Different Colors and Patterns Are Available
Since sandstone is a natural material, you’ll find an incredible variety of colors and patterns available. This variety can include shades of white, a swirl of earth tone colors, and pure black.
When sandstone is quarried, it comes out in large slabs that get refined down to smaller pieces for installation. As a result of this process, each piece will have its own hue, pattern, and character. Additionally, you must be careful about choosing the pieces you want in your bathroom; each one needs to complement the piece beside it to create the look you want.
When you shop for sandstone tile, you’ll discover many finishes available. Honed sandstone tile has a flat finish. Even though it offers some traction when wet, it’s still quite slippery. However, you can also find sandstone tile with a clefted texture that has an almost bumpy feel. If you’re interested in sandstone tile for the bathroom floor, you’ll still gain traction and safety when it gets wet.
If you don’t like the natural look, you can also find polished sandstone tile. This style gives you a stunning stone with plenty of shine and character. However, it also becomes slippery when wet, which is particularly dangerous on the floor. If you want to go with the polished option, you’re better off selecting it for the walls of the bathroom.
Sandstone is a rock, and it offers impressive durability in the home. While it isn’t as hard as granite or slate, sandstone can still stand up fairly well to regular foot traffic. Plus, if you care for it properly, your sandstone tile can last for decades.
However, keep in mind that a large fall from a heavy object or a gap in the substrate can cause a tile to chip or crack. If this type of damage occurs, you can remove and replace the broken tile. Make sure that you save a few tiles when they’re first installed so that you won’t have any issues finding a piece that matches the rest of the floor.
Eco-Friendly Tile Choice
If you’re interested in selecting an eco-friendly option for your bathroom, sandstone tile is an ideal choice. Unlike synthetic products, sandstone doesn’t require the use of chemicals in production or processing. Plus, it’s possible to recycle or reuse the water required for processing. If you ever get tired of your sandstone tile and decide you want a change, you can easily salvage, reuse, or recycle it.

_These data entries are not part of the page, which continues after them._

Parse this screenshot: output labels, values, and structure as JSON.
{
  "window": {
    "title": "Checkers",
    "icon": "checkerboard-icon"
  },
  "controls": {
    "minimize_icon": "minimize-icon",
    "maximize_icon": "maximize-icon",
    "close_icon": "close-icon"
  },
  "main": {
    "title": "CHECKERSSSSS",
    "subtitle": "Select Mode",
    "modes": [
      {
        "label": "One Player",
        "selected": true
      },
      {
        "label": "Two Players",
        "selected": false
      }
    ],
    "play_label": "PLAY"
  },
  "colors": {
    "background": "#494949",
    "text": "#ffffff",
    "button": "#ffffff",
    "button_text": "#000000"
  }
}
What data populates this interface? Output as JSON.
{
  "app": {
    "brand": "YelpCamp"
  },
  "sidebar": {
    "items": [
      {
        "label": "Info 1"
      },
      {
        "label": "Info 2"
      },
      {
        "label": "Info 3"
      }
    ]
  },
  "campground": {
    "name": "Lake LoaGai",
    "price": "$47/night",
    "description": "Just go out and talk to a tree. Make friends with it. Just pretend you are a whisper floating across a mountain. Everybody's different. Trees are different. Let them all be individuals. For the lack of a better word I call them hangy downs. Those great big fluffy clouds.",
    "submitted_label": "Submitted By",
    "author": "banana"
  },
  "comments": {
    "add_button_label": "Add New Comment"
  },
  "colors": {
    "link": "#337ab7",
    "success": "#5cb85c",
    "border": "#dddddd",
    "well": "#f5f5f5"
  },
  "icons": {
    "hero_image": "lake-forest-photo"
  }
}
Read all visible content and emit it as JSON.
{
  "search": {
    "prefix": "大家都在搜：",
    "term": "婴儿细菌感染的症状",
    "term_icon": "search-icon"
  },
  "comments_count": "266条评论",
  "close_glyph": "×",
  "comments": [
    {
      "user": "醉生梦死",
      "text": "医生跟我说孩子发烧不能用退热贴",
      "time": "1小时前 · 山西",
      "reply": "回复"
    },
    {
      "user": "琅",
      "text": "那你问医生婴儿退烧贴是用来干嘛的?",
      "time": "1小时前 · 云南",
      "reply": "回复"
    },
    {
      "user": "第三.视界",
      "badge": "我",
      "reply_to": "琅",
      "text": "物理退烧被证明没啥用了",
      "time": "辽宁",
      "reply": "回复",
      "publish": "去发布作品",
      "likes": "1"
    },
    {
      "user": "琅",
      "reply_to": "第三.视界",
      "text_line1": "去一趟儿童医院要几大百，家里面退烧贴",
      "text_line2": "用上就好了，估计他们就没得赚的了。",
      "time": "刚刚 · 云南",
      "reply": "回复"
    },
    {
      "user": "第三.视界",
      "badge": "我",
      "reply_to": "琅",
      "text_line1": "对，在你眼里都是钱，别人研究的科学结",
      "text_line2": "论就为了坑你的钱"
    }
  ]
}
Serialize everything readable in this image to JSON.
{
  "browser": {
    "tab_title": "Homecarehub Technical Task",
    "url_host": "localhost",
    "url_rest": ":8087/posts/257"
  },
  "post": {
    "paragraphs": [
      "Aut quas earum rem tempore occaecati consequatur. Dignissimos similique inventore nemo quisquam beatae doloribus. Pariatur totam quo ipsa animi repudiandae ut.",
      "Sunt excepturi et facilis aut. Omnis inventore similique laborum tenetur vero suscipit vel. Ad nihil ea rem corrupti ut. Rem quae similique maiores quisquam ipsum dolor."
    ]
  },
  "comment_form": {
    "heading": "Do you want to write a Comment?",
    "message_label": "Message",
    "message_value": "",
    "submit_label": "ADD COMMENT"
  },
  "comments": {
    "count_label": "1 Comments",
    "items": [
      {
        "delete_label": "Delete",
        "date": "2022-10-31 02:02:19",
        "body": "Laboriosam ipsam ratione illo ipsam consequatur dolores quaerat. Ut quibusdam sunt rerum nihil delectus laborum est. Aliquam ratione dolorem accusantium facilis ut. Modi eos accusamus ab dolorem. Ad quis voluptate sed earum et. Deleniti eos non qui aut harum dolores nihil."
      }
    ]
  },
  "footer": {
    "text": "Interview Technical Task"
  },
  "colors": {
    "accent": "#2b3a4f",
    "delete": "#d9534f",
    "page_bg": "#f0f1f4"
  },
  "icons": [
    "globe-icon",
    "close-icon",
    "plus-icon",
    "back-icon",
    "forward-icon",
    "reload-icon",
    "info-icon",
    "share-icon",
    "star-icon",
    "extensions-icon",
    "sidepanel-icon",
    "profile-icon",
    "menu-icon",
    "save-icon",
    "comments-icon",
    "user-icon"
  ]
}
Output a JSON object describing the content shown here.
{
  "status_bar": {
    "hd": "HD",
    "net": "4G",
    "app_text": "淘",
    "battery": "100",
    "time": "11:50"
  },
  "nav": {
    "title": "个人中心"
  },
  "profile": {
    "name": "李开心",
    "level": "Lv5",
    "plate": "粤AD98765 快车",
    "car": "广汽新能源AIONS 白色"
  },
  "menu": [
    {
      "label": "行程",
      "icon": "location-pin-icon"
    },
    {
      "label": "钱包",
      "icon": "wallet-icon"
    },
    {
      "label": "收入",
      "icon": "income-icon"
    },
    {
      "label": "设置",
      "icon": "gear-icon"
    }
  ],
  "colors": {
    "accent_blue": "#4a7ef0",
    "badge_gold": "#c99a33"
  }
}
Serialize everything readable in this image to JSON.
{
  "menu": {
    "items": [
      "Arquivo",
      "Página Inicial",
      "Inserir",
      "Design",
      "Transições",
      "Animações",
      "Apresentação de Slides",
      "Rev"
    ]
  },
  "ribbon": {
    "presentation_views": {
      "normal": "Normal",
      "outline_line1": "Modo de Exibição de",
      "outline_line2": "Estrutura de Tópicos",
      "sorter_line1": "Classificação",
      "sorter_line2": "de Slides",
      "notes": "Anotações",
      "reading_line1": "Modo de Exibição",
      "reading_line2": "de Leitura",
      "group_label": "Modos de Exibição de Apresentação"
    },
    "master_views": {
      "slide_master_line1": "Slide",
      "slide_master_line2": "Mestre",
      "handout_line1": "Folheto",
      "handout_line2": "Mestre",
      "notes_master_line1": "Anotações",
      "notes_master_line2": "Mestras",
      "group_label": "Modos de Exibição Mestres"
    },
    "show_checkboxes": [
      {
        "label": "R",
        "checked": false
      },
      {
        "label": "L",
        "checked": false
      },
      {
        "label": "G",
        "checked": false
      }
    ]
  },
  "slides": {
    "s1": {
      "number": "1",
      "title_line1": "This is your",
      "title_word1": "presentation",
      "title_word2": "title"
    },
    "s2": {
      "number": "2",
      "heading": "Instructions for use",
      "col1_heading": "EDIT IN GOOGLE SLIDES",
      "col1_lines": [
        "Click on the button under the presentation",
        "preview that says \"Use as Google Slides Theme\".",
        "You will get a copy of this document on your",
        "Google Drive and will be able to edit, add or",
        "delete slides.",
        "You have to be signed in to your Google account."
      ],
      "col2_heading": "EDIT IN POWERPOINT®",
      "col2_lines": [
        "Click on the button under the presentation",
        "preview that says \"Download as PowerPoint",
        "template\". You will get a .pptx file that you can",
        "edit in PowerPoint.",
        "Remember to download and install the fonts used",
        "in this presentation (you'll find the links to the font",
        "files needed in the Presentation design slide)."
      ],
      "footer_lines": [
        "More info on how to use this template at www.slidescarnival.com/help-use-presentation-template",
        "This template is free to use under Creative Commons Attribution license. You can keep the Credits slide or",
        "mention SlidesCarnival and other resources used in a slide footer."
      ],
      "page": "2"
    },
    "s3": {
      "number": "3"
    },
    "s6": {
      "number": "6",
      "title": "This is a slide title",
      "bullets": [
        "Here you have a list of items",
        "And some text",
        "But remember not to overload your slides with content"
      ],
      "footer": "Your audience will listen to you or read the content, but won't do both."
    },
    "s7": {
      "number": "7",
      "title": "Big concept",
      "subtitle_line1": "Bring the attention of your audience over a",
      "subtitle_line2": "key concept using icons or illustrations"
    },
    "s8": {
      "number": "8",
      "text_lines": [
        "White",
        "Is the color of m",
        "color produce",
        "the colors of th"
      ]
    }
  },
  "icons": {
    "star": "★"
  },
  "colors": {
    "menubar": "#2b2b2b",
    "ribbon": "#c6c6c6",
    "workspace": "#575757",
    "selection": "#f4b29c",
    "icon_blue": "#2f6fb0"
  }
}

Although sandstone is a rock, it’s known for being fairly porous and has a water absorption rate between 1 and 6 percent, which means it’s vulnerable to damage from warping, mold, and water stains. Plus, the stone is susceptible to dents and scratches from high heels, pet claws, and accidental drops.
Consider what type of bathroom in which you’d like to install sandstone tile. Powder rooms and half bathrooms where you have no shower are good options for the tile. Additionally, guest or extra bathrooms that don’t get used frequently are also appropriate for sandstone tile.
Sealing Sandstone Tile
If you’re going to use sandstone tile in the bathroom — especially if you want to use it on the floor — sealing the tile on a regular basis is an essential maintenance task.
While sandstone tile nearly anywhere else in the house would require an annual sealing, in the bathroom, you should consider sealing it every three to six months. Make sure you use a penetrating sealer that will fill the pores in the sandstone and provide a protective surface over the tile. You should also consider using another finish coat to give the tile some added protection.
Cleaning Sandstone Tile
As long as you keep up with regular sealing, cleaning sandstone tile isn’t difficult. In fact, you can usually use a broom or the soft hose nozzle on a vacuum to sweep and clean the floor. Or you can look for a cleaner specially formulated not to harm sealant.
If you accidentally spill something on the tile, make sure you wipe up the spill immediately. You can also use a sponge and warm water to wipe up spills, but make sure no liquid is left standing on the tile. The porous nature of the stone means colored liquids can penetrate the stone and cause stains.
Also, keep in mind that you should never use any type of acidic cleaners or soak the sandstone tile with water. Since cleaning sandstone can dull the shine of the tile, you should also consider polishing it with wax and a soft cloth or electric buffer after every other cleaning.
Weathering and Aging
Sandstone weathers and ages over time. Even with perfect maintenance, the way your sandstone tile looks when you first install it isn’t the way it will look in 10 years. Water, foot traffic, and general use will all cause your tile to change color and wear down differently. However, whether you view this quality as a benefit or a drawback is entirely up to your personal preference.
Some people will choose sandstone because of the different look and style it will take on throughout the years, while others have no desire to have their tile change over time. Therefore, it’s important to know which category you fall under before you decide to choose sandstone tile.
If you’re interested in incorporating a natural look into your bathroom, sandstone tile may be the ideal choice. However, you should carefully consider all pros and cons before deciding if the choice of sandstone is right for you.